Two objects have masses of #45 MG# and #36 MG#. How much does the gravitational potential energy between the objects change if the distance between them changes from #48 m# to #18 m#?

1 Answer
Apr 4, 2018

The objects have approximately 0.00375 FEWER Joules of gravitational potential energy after they are allowed to come closer together.

Explanation:

The work done when displacing these two masses, #W#, is the amount that the gravitational potential changes. Note that

#W=int_48^18F(r)dr#

Where #F(r)# is the gravitational force between the two objects as a function of the distance between the objects. From Newton's Law of Gravity

#F=(Gm_1m_2)/r^2#

where

#G=# the gravitational constant #~~6.674xx10^-11m^3kg^-1s^-2#

#r=# the distance between the objects,

#m_1=# the mass of the first object = 45,000 kg, and

#m_2=# the mass of the second object = 36,000 kg.

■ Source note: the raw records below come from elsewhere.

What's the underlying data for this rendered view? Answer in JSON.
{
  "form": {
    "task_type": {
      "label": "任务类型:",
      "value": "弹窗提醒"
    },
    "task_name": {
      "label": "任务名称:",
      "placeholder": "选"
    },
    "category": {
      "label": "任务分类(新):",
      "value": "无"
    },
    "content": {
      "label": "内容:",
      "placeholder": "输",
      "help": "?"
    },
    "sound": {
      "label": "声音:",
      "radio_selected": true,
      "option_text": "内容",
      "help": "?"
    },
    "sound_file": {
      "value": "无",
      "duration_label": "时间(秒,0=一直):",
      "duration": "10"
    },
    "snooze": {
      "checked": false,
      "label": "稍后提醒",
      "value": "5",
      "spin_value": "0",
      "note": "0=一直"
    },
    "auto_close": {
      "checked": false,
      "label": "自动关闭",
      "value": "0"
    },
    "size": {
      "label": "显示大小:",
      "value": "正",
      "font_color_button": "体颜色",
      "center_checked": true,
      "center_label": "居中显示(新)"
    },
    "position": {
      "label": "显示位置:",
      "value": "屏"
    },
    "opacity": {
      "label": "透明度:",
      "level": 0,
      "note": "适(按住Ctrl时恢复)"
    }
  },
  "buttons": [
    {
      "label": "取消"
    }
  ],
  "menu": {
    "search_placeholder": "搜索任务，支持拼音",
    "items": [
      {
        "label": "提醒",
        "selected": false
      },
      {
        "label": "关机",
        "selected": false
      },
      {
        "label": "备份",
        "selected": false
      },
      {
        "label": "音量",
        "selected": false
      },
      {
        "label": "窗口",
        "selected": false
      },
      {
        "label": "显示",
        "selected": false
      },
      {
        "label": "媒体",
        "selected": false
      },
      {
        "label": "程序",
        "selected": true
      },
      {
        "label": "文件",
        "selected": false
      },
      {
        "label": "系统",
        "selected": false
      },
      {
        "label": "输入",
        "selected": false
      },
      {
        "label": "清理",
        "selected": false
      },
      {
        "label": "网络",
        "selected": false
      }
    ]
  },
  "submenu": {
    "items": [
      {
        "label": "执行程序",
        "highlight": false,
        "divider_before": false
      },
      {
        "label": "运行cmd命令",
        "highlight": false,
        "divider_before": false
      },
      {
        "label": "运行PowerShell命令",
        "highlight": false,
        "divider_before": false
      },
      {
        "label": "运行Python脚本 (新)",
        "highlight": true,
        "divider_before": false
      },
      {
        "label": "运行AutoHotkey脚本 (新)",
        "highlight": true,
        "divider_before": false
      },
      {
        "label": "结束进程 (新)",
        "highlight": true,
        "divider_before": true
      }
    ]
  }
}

Our integral now looks like

#W=int_48^18(Gm_1m_2)/r^2dr=Gm_1m_2int_48^18(dr)/r^2#

#W=-(Gm_1m_2)1/r# evaluated from 48 to 18.

#W=-6.674xx10^-11*45000*36000(1/18-1/48)#

#W~~-0.00375# Joules

Because this is negative, the objects have 0.00375 FEWER Joules of gravitational potential energy after they are allowed to come closer together.